落語家の笑福亭仁鶴さん(2014年10月撮影、京都国際映画祭のオープニングセレモニーにて)
Photo By スポニチ

 仁鶴さんは正真正銘の努力の人だった。24歳と遅くして落語家となっただけに「努力は人の3倍」を掲げた。ライバルはほかの落語家や漫才師ではなく、吉本新喜劇。「新喜劇の笑いの量に1人で勝つにはどうしたらいいか。その意識を常に持ってました」。喉をつぶして落語家らしい声を作るため、淀川で大声でネタを覚え、舞台袖から師匠や先輩の芸を見てはアイデアをノートに記した。ラジオ番組で寄せられたリスナーの声に即座に反応できるよう、人形を壁に投げ、転がった姿を見て一言で表すトレーニングも行った。

 精進の日々は実を結び、人気は不動のものに。定員900人の「なんば花月」に、1日8500人が押し寄せた。次の舞台の出番順を知らせる「めくり」が変わっただけで、劇場内は大騒ぎ。「視聴率を5%上げる男」とも呼ばれ、最盛期にはテレビとラジオ合わせてレギュラー番組15本、睡眠3時間の生活を約7年間送った。どれだけ忙しくとも舞台は欠かさず、文句や弱音は一切吐かなかった。
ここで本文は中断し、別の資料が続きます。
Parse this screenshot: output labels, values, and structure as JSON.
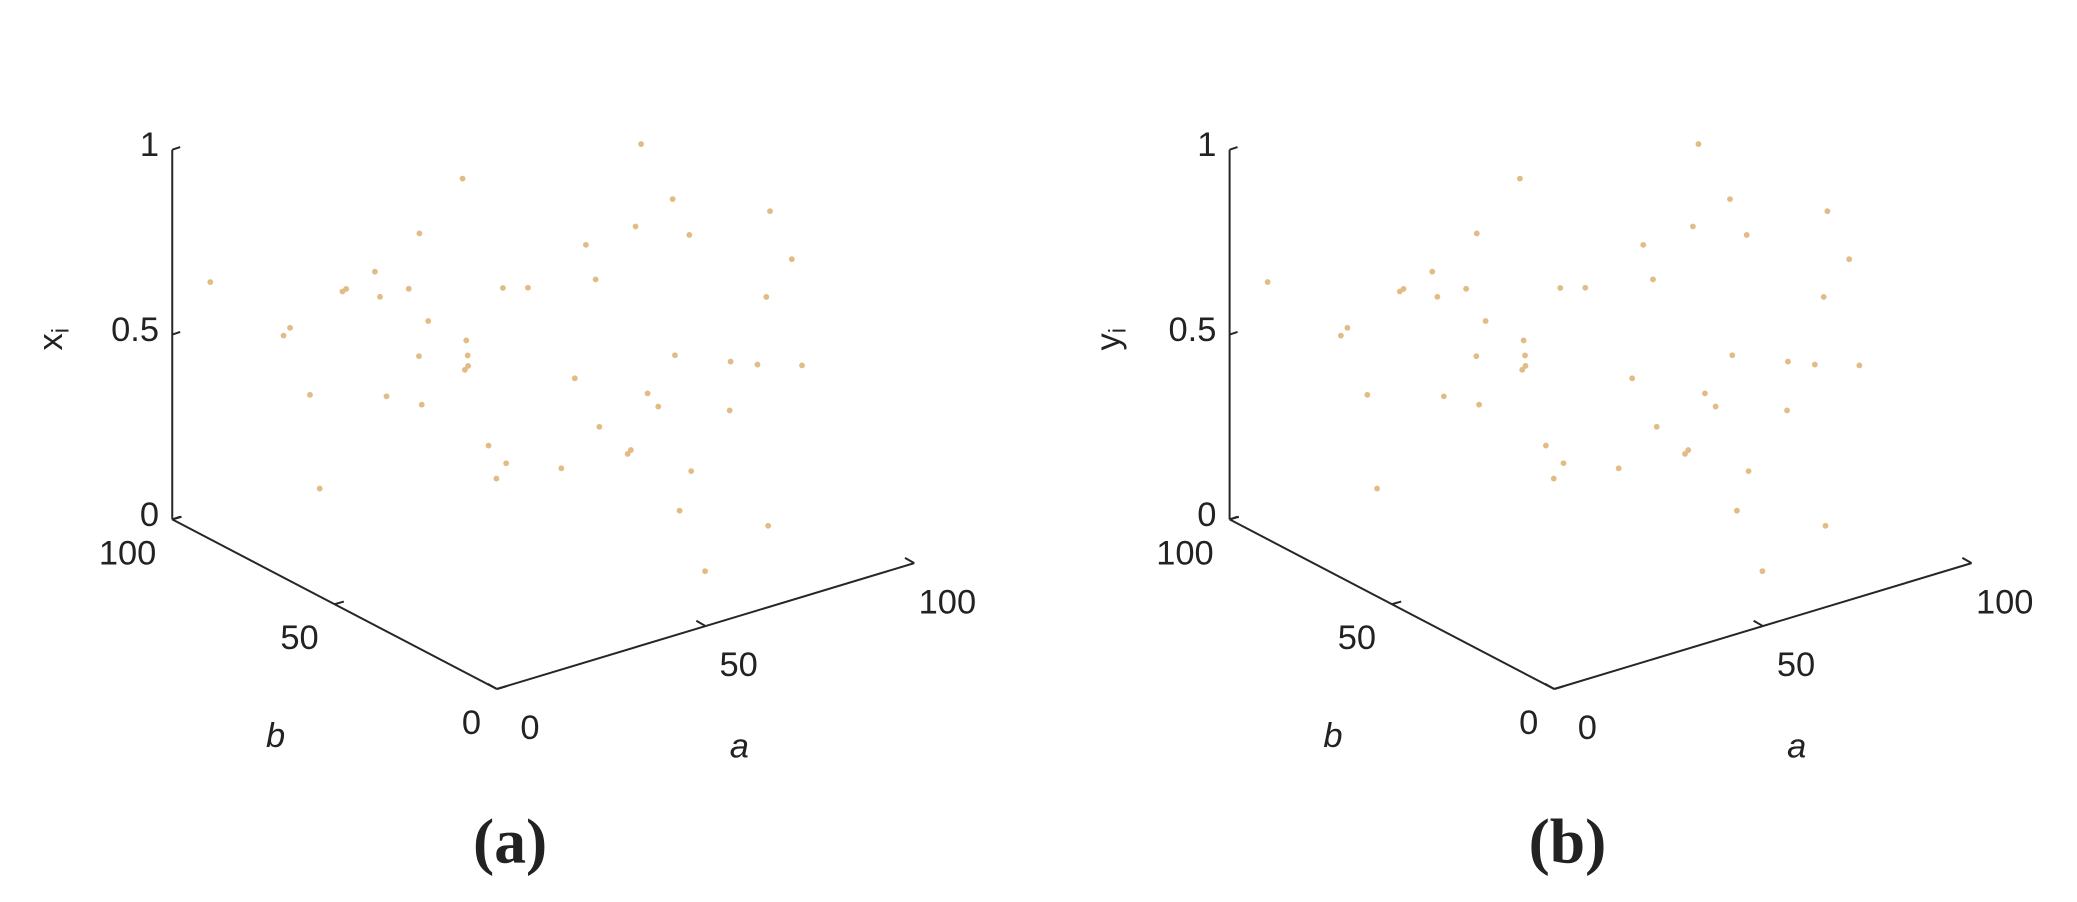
{
  "chart_data": [
    {
      "type": "scatter3d",
      "panel_label": "(a)",
      "xlabel": "a",
      "ylabel": "b",
      "zlabel": "x",
      "zlabel_sub": "i",
      "color": "#e3bb85",
      "xlim": [
        0,
        100
      ],
      "ylim": [
        0,
        100
      ],
      "zlim": [
        0,
        1
      ],
      "xticks": [
        0,
        50,
        100
      ],
      "yticks": [
        0,
        50,
        100
      ],
      "zticks": [
        0,
        0.5,
        1
      ],
      "a": [
        12,
        87,
        45,
        63,
        5,
        94,
        33,
        71,
        28,
        56,
        81,
        19,
        67,
        40,
        92,
        8,
        53,
        76,
        24,
        60,
        37,
        85,
        14,
        49,
        70,
        97,
        3,
        58,
        31,
        79,
        44,
        22,
        66,
        89,
        10,
        52,
        74,
        35,
        61,
        17,
        83,
        47,
        26,
        91,
        39,
        68,
        6,
        57,
        78,
        30
      ],
      "b": [
        73,
        21,
        58,
        9,
        44,
        66,
        90,
        35,
        12,
        81,
        50,
        27,
        95,
        62,
        38,
        76,
        4,
        55,
        29,
        87,
        16,
        69,
        42,
        99,
        7,
        53,
        31,
        84,
        61,
        18,
        47,
        92,
        25,
        70,
        36,
        64,
        11,
        79,
        48,
        2,
        57,
        33,
        88,
        23,
        74,
        41,
        96,
        14,
        59,
        85
      ],
      "values": [
        0.42,
        0.77,
        0.15,
        0.63,
        0.91,
        0.28,
        0.55,
        0.08,
        0.69,
        0.34,
        0.82,
        0.47,
        0.21,
        0.96,
        0.39,
        0.58,
        0.12,
        0.74,
        0.87,
        0.26,
        0.51,
        0.03,
        0.66,
        0.44,
        0.79,
        0.18,
        0.93,
        0.36,
        0.61,
        0.09,
        0.72,
        0.48,
        0.25,
        0.85,
        0.57,
        0.14,
        0.99,
        0.31,
        0.68,
        0.53,
        0.22,
        0.89,
        0.05,
        0.46,
        0.76,
        0.38,
        0.64,
        0.97,
        0.11,
        0.59
      ]
    },
    {
      "type": "scatter3d",
      "panel_label": "(b)",
      "xlabel": "a",
      "ylabel": "b",
      "zlabel": "y",
      "zlabel_sub": "i",
      "color": "#e3bb85",
      "xlim": [
        0,
        100
      ],
      "ylim": [
        0,
        100
      ],
      "zlim": [
        0,
        1
      ],
      "xticks": [
        0,
        50,
        100
      ],
      "yticks": [
        0,
        50,
        100
      ],
      "zticks": [
        0,
        0.5,
        1
      ],
      "a": [
        30,
        78,
        57,
        6,
        68,
        39,
        91,
        26,
        47,
        83,
        17,
        61,
        35,
        74,
        52,
        10,
        89,
        66,
        22,
        44,
        79,
        31,
        58,
        3,
        97,
        70,
        49,
        14,
        85,
        37,
        60,
        24,
        76,
        53,
        8,
        92,
        40,
        67,
        19,
        81,
        56,
        28,
        71,
        33,
        94,
        5,
        63,
        45,
        87,
        12
      ],
      "b": [
        85,
        59,
        14,
        96,
        41,
        74,
        23,
        88,
        33,
        57,
        2,
        48,
        79,
        11,
        64,
        36,
        70,
        25,
        92,
        47,
        18,
        61,
        84,
        31,
        53,
        7,
        99,
        42,
        69,
        16,
        87,
        29,
        55,
        4,
        76,
        38,
        62,
        95,
        27,
        50,
        81,
        12,
        35,
        90,
        66,
        44,
        9,
        58,
        21,
        73
      ],
      "values": [
        0.59,
        0.11,
        0.97,
        0.64,
        0.38,
        0.76,
        0.46,
        0.05,
        0.89,
        0.22,
        0.53,
        0.68,
        0.31,
        0.99,
        0.14,
        0.57,
        0.85,
        0.25,
        0.48,
        0.72,
        0.09,
        0.61,
        0.36,
        0.93,
        0.18,
        0.79,
        0.44,
        0.66,
        0.03,
        0.51,
        0.26,
        0.87,
        0.74,
        0.12,
        0.58,
        0.39,
        0.96,
        0.21,
        0.47,
        0.82,
        0.34,
        0.69,
        0.08,
        0.55,
        0.28,
        0.91,
        0.63,
        0.15,
        0.77,
        0.42
      ]
    }
  ]
}
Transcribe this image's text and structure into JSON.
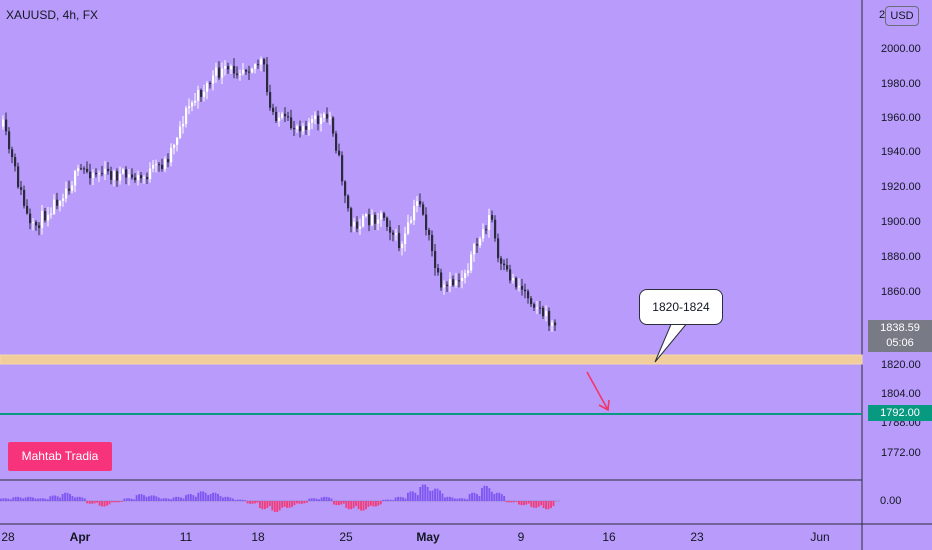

 仕事はもちろん、趣味でも手を抜かなかった。無類のゴルフ好きで1日400球を打ち込む猛練習の結果、肋骨2本にひびが入ったこともある。プライベートでは静かだが、好きなものには一直線。その芯の強さが、吉本をお笑い王国へと導いた。

 最も大切にしたのは、寄席に来てくれた人を楽しませること。観客の反応を見ながら、落語のテンポをあえて速めるなど“お客さん第一主義”を徹底。若い時には客席に人が入りすぎたため、後ろの席の観客に自分の顔が見えるよう、本来落語ではご法度の中腰スタイルで高座を演じたこともある。吉本では「面白いこと」が最優先。その流れを作り出したのは、紛れもなく仁鶴さんだった。

 ≪仁鶴さんのギャグ≫
 ◇どんなんかな~ 「ABCヤングリクエスト」などの深夜ラジオで、ハガキを紹介する際のフレーズ。後にシングルレコード「どんなんかなァ/おばちゃんのブルース」の発売につながる。

 ◇四角い仁鶴がまぁ~るくおさめまっせ 30年以上司会を務めたNHKの法律バラエティー番組「バラエティー生活笑百科」でおなじみとなった。毎回同フレーズとともに番組がスタートした。

 ◇ごきげんよう!ごきげんよう! 深夜ラジオの常識を打ち破り、静かな語り口ではなく、同フレーズとともに、がなりたてるしゃべり方で話題に。「ヤングおー!おー!」のおなじみフレーズ。

 ◇うれしかるかる 深夜ラジオで「どんなんかな~」とともに頻繁に使用されたギャグ。